It’s been 5 months since I’ve sat down to write. So much has happened since July. I could write for days on end about all of the experiences we’ve walked through and all of the ways my faith has grown and is still growing. In upcoming posts I will write more about the journey we have been on, but for now I will just give a little backstory for those reading this who do not know.
Our sweet baby girl Haven Elizabeth was born in September, and we were instantly in love with her. We loved her chunkiness, her dark hair, her beautiful alert eyes, and everything else about her! She seemed perfectly healthy and well for the first nine days of her life outside the womb.

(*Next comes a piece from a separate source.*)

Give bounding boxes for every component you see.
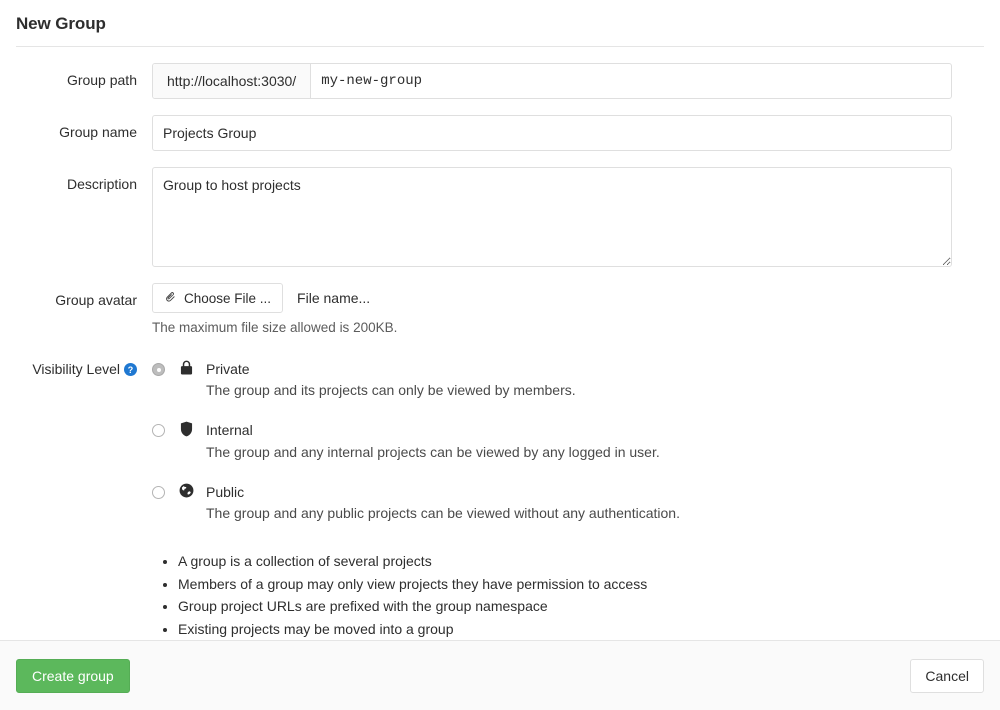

However, at ten days old, we found ourselves rushing to the emergency room as Haven had a 102 degree fever. Within several hours, she was diagnosed with Group B Strep Bacterial Meningitis. We spent 18 days in the hospital as she fought and healed, and we watched God move and work in her body in incredible ways. Now she is 13 weeks old, and while she is doing incredibly well all considering, we are left with many unknowns about her health and development as a result of the meningitis and accompanying seizures. As she grows, we are monitoring her for motor delay, speech delay, and learning disabilities. We are doing occupational therapy and physical therapy with her now to help her gain strength and do what we can to prevent delays. She is getting stronger every day, and we are rejoicing in every single milestone, even the smallest ones, that she is hitting.
Last week we saw a Neurosurgeon to discuss a soft tissue mass in her nose (unrelated to the meningitis) and for him to determine if Haven has hydrocephalus based on an MRI of her brain (hydrocephalus is a potential complication of meningitis-it means that fluid is building up in her brain). Waiting for this appointment gave me a lot of anxiety. I have seen God heal my baby girl of a terrible blood infection that causes septic shock (Group B Strep). I have seen him fully protect her hearing (hearing loss is a common complication of meningitis). I have seen him work in every way to restore her little body to health. So why did I struggle so much with the thought that she might have hydrocephalus and need a shunt? Why did I allow all of this anxiety and fear to reign in my heart?
A week and a half before the appointment, I told my friends in my discipleship group-“I want to have peace no matter what, but I’m not there yet.” I was struggling with the possibility that hydrocephalus may be part of God’s plan for my daughter. Of course as her mommy I want everything to be okay. I literally begged God that her ventricles would shrink back to a normal size and that there would be no fluid building up. But what I had to come to terms with was if this time his answer was “no.” He has said yes over and over again in answer to literally thousands of prayers said for our daughter. But could I be okay if the answer was “no” this time? I absolutely believed that God could heal Haven’s brain. I didn’t doubt His power and His ability to do so. But what if He didn’t heal it right then? Would I still trust that God’s plan is good? Would I trust that His ways are not my ways and that while I may not understand, I can have peace in His plan?
Have you ever felt that way? Maybe you prayed so hard for something but God’s answer was “no” so you turned your back on him. You stopped trusting in His goodness and His love and His perfect plan. Take heart, friend. I believe that even when we are having trouble trusting God, He still loves us and is calling us to Him. He is still with us, helping and guiding us in unseen ways.
Because of the prayers said for me by my husband and friends over the course of that week and a half leading up the appointment, I was able to walk into that appointment fully trusting God and His plan. I still had to fight against the anxiety that was wanting to seep in and overtake my mind and heart. But I was in a place where no matter what the doctor said, I was going to be okay.
Praise be to God that the neurosurgeon said that he was not concerned about Haven having hydrocephalus at this point. It is still a risk, but she is not showing any signs that fluid is building up. What a huge answer to prayer!! My husband and I are thanking God (and will always) for how he continues to work in restoring our baby girl’s health.
My prayer for me and for you is that we can trust in God’s goodness and plan even if it’s different than we had hoped. It’s hard to not get what “we” want. It’s hard to see things turn out differently than we had imagined. But by God’s grace, I pray we can still trust Him no matter what. I pray that we can trust that He is sovereign and that His plan is good even when life looks differently than we had hoped. Lord, give us that kind of faith.